世界の食料自給、世界の穀物等の需要は増加傾向、世界の栄養不足人口は2017年には8億2,100万人で3年連続増加中。
2018/19年度の世界の穀物等の生産量は、小麦は前年度に比べ3.9%減少、7.3億tの見込み。とうもろこしは前年度に比べ2.3%増加の11.0億t。米は前年度に比べ1.3%増加の5.0億tとなる見込み。大豆は前年度に比べ5.8%増加し、3.6億tを予想。
米、大豆の期末在庫率は、前年度に比べ上昇し、それぞれ35.0%、30.8%となる一方、消費量が生産量を上回った小麦、とうもろこしの期末在庫率は、前年度より低下、それぞれ36.5%、27.2%となる見込み。
穀物等の国際価格は、主要生産国での天候不順等で、2008年には小麦と米が、2012年にはとうもろこしと大豆が過去最高水準を記録。その後、世界的なとうもろこし等の豊作や南米での大豆の増産等のため、全般的に低下傾向で推移。
世界の人口は、今後も開発途上国を中心に増加することが見込まれ、2050年には97.7億人になると予測。
世界の栄養不足人口は、2017年には8億2,100万人と3年連続で増加。国連は、国際社会全体の開発目標「持続可能な開発目標」(SDGs)を全会一致で採択しており、その中で、2030年までに世界の栄養不足人口をゼロにする目標を定めている。SDGsの目標達成に向けては、安全で質の高い食料を全ての人に提供でき、栄養面にも配慮した持続可能な農業への転換や気候変動への適応と緩和、災害リスク削減を促進する政策の実施等、各国の積極的な対応が求められている。

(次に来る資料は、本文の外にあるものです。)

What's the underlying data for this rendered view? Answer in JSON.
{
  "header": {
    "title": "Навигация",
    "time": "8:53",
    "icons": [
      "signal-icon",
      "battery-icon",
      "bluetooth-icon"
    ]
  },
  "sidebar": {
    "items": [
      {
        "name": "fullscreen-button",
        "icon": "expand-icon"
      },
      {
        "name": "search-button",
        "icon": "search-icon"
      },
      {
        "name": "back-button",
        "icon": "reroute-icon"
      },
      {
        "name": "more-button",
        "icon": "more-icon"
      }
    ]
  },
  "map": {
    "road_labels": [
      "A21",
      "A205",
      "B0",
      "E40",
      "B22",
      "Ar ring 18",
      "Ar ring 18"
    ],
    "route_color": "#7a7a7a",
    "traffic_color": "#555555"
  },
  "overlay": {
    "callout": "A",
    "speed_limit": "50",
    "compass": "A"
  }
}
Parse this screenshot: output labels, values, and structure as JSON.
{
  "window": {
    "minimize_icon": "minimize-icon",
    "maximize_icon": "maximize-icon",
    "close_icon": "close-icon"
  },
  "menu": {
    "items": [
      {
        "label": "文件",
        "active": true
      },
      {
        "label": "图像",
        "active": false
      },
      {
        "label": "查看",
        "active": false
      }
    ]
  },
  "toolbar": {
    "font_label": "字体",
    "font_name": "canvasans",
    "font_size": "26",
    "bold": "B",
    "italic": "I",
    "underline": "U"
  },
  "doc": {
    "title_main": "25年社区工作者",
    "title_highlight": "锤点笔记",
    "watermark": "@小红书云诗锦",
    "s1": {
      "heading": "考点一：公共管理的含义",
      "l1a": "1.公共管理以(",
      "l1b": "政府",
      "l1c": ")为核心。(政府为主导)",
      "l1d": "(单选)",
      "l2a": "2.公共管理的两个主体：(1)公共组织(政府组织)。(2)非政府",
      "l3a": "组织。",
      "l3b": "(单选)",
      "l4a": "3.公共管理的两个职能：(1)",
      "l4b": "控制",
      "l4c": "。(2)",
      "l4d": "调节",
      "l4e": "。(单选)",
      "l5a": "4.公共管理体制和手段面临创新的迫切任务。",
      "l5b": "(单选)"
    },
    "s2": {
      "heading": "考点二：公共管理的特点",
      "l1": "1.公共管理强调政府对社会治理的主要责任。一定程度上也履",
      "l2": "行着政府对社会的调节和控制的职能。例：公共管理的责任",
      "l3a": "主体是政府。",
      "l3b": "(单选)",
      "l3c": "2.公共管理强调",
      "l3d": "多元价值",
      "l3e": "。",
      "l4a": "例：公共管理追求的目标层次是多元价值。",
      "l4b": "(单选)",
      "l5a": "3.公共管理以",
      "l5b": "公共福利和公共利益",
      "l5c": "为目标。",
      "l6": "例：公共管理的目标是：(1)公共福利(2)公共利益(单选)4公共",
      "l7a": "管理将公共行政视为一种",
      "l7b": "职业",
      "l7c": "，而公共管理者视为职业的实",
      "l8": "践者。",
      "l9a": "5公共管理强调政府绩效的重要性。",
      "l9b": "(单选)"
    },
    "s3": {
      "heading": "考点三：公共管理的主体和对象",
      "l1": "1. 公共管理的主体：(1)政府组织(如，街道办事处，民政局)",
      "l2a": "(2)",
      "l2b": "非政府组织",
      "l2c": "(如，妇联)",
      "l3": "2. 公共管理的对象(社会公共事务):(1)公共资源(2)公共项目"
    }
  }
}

農産物の生産においては、気候変動を始め、水資源の制約や土壌劣化等不安定要素が存在し、穀物需給が逼迫するリスクが指摘されている。2018年に公表されたIPCC(気候変動に関する政府間パネル)の特別報告書では、地球温暖化が現在の度合いで続けば、2030年から2052年の間に、産業革命以前の水準からの気温上昇が1.5℃に達する可能性が高いとされている。気温上昇幅が2℃となった場合、1.5℃の場合と比べて、極端な高温が顕著になるとともに、地域によっては強い降雨現象や干ばつが増加するといったリスクが更に高まると予測されている。